Опять сочиняли Генсеку речь. За неделю на даче ЦК посмотрел: «Рим» Феллини, «Крестный отец» Копполы, «Последнее танго в Париже» Бертолуччи, «Декамерон» Пазолини, «Счастливчик» Андерсона.
(Любопытно, что молодые, ещё не летавшие космонавты, в конце концов слетали в космос, и стали высокими профессионалами: Владимир Джанибеков, например, один из моих любимейших космонавтов, стартовал в космос пять раз. Не повезло только Борису Дмитриевичу Андрееву: он так и не слетал).
* * *
Маров Михаил Яковлевич рассказал много интересного о Венере. «Венера-8» – первый аппарат, которому удалось сесть на дневную сторону планеты. Условия убийственные: давление 95 атм, температура 450 по Кельвину (723°С). Перепады высот 3–4 километра. Холодильник на Венере не сработает, потому что тепло некуда сбрасывать, вокруг жарища в 500 градусов. Станция продержалась некоторое время за счёт новой системы охлаждения с использованием гидратов солей лития, которые обладают очень большой теплоёмкостью, жадно поглощают тепло при плавлении. Разница в температурах дня и ночи на Венере очень мала, меньше одного градуса.

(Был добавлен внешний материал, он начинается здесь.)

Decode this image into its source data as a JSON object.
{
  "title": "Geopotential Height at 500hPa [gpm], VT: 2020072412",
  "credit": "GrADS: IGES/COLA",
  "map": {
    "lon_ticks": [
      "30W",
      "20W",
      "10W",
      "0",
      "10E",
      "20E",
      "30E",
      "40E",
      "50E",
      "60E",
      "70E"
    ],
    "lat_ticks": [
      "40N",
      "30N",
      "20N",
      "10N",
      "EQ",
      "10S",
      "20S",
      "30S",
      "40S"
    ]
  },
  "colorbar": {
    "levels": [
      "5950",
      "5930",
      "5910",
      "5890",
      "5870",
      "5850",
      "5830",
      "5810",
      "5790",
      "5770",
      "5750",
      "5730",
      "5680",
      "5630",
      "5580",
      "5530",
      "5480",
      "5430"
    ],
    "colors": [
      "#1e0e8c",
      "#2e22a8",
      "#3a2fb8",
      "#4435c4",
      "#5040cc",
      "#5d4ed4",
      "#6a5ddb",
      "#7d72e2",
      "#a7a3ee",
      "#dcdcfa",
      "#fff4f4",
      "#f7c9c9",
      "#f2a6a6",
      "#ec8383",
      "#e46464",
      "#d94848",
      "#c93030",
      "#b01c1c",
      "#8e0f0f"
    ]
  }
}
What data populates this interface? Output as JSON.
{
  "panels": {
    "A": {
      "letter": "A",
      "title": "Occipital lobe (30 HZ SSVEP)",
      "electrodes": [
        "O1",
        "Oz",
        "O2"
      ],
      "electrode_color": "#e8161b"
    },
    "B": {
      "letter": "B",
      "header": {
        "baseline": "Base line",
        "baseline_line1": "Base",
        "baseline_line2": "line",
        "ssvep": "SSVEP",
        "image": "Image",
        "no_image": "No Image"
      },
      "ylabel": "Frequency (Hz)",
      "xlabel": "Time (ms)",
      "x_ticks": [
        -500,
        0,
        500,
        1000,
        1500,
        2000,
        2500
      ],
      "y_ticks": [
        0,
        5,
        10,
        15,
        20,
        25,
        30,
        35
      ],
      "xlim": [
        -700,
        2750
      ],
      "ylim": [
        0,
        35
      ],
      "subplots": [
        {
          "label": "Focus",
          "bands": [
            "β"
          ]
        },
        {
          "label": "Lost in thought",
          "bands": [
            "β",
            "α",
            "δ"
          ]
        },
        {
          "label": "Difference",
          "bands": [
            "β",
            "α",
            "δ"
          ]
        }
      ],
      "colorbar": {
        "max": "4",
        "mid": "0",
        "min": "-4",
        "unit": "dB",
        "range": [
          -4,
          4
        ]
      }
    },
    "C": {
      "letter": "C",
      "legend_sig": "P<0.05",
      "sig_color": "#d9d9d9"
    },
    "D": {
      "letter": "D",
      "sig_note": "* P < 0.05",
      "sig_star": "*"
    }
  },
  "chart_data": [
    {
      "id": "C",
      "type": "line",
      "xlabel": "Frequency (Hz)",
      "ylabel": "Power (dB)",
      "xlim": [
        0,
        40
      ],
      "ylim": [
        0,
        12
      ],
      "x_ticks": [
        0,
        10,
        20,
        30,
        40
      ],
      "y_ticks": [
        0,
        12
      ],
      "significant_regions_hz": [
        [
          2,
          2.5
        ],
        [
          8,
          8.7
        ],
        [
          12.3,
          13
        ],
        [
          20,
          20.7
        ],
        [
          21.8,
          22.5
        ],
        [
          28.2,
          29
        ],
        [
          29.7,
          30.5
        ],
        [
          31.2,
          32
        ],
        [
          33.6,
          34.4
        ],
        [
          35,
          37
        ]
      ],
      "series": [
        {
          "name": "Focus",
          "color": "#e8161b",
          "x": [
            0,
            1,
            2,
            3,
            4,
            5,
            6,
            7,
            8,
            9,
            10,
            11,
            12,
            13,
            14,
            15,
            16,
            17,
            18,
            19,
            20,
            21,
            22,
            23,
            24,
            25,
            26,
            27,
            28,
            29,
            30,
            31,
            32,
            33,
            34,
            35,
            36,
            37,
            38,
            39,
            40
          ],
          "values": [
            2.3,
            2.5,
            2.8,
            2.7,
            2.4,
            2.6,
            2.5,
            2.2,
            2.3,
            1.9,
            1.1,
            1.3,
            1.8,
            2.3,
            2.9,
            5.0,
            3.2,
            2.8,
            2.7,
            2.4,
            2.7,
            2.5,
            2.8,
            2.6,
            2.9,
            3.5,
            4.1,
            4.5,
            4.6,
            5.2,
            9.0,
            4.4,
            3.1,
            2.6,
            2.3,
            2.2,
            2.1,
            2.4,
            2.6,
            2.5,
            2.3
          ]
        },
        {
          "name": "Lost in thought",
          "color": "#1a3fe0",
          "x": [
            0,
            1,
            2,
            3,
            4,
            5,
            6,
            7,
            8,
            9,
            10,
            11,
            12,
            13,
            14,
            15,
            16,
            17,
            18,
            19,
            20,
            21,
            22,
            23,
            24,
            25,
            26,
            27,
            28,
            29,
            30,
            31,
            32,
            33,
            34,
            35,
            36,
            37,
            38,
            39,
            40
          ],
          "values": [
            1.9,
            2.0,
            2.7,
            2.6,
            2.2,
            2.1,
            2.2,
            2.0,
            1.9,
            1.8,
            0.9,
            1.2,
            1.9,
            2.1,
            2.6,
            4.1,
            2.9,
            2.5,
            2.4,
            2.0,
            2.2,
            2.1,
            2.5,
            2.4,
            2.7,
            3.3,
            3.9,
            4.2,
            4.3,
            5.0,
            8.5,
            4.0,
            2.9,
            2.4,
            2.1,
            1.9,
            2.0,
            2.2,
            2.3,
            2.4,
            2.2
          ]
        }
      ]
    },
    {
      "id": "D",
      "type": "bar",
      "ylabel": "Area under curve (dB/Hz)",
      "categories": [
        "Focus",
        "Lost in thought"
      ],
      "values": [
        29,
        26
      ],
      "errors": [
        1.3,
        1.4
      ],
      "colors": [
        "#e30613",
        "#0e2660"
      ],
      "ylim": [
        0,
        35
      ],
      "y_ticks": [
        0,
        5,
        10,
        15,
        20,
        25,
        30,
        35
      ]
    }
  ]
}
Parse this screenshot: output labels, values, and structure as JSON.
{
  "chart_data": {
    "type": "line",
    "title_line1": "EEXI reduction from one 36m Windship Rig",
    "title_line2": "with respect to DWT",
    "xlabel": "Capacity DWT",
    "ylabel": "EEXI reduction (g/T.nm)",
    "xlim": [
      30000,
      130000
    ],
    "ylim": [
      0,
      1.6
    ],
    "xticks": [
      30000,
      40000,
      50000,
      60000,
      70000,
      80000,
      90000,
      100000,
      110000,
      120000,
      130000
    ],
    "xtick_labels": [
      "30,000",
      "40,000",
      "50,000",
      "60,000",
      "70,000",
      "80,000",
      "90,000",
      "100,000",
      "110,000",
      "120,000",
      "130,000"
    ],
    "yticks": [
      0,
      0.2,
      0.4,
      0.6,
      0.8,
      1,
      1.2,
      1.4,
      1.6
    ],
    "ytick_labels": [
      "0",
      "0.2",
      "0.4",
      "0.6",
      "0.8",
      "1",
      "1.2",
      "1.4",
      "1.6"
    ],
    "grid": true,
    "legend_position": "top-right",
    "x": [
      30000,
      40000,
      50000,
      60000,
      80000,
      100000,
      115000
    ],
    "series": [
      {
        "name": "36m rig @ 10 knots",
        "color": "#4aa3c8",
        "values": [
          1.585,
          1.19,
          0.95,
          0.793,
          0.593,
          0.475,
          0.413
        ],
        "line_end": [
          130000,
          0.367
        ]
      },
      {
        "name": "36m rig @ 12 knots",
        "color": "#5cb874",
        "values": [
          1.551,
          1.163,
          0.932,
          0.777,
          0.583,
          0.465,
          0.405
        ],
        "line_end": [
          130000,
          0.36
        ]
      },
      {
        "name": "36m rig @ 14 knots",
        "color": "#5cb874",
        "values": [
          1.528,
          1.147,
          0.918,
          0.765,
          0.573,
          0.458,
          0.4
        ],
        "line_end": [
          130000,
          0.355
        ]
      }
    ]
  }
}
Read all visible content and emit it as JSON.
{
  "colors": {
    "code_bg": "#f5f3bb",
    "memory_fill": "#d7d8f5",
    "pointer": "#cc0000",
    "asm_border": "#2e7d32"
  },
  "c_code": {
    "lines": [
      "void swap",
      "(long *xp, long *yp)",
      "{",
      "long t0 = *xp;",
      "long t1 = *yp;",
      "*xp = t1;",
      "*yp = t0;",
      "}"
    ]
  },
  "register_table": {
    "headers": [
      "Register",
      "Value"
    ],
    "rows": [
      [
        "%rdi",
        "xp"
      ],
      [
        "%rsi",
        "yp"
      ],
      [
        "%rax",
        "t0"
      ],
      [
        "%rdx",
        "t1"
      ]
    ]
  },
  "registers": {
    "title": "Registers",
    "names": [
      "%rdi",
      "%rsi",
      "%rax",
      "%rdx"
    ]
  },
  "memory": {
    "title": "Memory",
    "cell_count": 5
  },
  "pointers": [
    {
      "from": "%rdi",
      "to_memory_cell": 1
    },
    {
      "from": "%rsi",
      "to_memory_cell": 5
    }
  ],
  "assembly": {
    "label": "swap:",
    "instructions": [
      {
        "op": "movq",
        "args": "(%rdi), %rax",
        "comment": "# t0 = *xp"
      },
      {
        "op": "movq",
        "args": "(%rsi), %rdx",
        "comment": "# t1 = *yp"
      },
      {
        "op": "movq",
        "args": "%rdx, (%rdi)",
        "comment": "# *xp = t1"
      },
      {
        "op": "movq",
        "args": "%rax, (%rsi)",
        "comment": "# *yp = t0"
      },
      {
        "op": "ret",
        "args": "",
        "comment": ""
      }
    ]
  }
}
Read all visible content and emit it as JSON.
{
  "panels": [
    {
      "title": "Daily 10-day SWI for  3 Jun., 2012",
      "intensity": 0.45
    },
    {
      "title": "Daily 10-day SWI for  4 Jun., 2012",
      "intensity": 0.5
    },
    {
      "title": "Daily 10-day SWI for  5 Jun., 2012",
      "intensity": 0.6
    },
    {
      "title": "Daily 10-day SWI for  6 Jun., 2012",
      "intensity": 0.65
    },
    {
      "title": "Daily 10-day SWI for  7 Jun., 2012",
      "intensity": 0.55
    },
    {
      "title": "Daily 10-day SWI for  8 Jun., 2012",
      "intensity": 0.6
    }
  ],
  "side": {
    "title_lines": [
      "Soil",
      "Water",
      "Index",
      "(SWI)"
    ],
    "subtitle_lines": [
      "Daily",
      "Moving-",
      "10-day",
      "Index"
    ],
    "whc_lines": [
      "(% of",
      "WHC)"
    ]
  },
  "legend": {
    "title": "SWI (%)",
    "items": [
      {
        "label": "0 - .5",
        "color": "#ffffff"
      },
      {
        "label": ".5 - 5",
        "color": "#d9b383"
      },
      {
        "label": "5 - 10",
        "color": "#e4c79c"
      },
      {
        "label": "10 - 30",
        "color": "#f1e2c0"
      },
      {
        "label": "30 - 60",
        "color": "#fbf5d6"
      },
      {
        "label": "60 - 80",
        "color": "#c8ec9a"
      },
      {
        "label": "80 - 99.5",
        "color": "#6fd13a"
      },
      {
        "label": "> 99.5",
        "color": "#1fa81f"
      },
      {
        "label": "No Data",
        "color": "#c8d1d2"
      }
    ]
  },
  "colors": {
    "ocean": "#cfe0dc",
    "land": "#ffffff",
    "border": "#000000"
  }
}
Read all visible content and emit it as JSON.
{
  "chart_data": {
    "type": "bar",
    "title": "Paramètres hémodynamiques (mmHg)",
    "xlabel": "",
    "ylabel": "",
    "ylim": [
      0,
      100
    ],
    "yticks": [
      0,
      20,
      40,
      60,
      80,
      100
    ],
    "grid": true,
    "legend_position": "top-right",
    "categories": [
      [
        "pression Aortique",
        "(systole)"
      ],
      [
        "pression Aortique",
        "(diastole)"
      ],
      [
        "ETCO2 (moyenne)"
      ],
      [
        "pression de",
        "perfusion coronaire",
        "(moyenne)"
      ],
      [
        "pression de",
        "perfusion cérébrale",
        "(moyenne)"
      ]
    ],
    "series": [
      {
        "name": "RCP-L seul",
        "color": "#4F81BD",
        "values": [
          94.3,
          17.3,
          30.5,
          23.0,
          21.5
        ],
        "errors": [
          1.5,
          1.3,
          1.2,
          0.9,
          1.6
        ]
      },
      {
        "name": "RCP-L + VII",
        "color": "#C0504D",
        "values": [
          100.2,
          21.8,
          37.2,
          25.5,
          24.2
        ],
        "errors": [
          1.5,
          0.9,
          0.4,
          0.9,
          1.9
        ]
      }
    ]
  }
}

Толстый плотный слой облаков на высотах от 32 до 70 км закрывает всю планету, создавая «парниковый эффект». Освещённость поверхности Венеры в полдень соответствует освещённости пасмурного дня на Земле, но снимки получить всё же можно. Ветер у поверхности очень слабый, около 0,5 м/с. Ветер растёт с высотой. На высоте в 50 км это уже ураган: 100 м/с!
* * *
Отовсюду крики: «Позор!» «Долой!!», крики со всех сторон, когда я на заседании Комитета по Ленинским премиям сказал, что Сергею Аполлинариевичу Герасимову премию давать не за что. Приснится же такое!
* * *
Снова на концерте Виардо. Бетховен, Шуман, Лист, Дебюсси, Мессиан.
27.4.1974
* * *
Говорю со всей искренностью: я не понимаю сельской жизни и не люблю её. Это вовсе не означает, что я не уважаю людей, живущих в деревне. Я даже испытываю по отношению к ним некое подобие стыда, которое, как мне кажется, должен испытывать всякий человек, который сам ничего не растит, не возделывает. Тут же я понимаю, что стыдиться мне вроде бы и нечего, просто у каждого своя дорога. Главное, должна быть цель одна: чтобы людям было хорошо.
* * *
Очень тяготит меня такая условность как обязательность соответствующей одежды, диктуемая общественным положением. Мне по сердцу костюм, в котором и в кресло можно сесть, и на ступеньку лестницы. Помню, что зрители в джинсах в Большом театре меня раздражали, впрочем, так же меня раздражает необходимость напяливать галстук при поездках в издательства. Наташа подчас ужасается: «Ты так ездил?!» А мне смешно. Деревенский парень Есенин ходил в цилиндре, а граф Толстой – босиком. Подчиняться своей натуре во всём, в том числе и в одежде.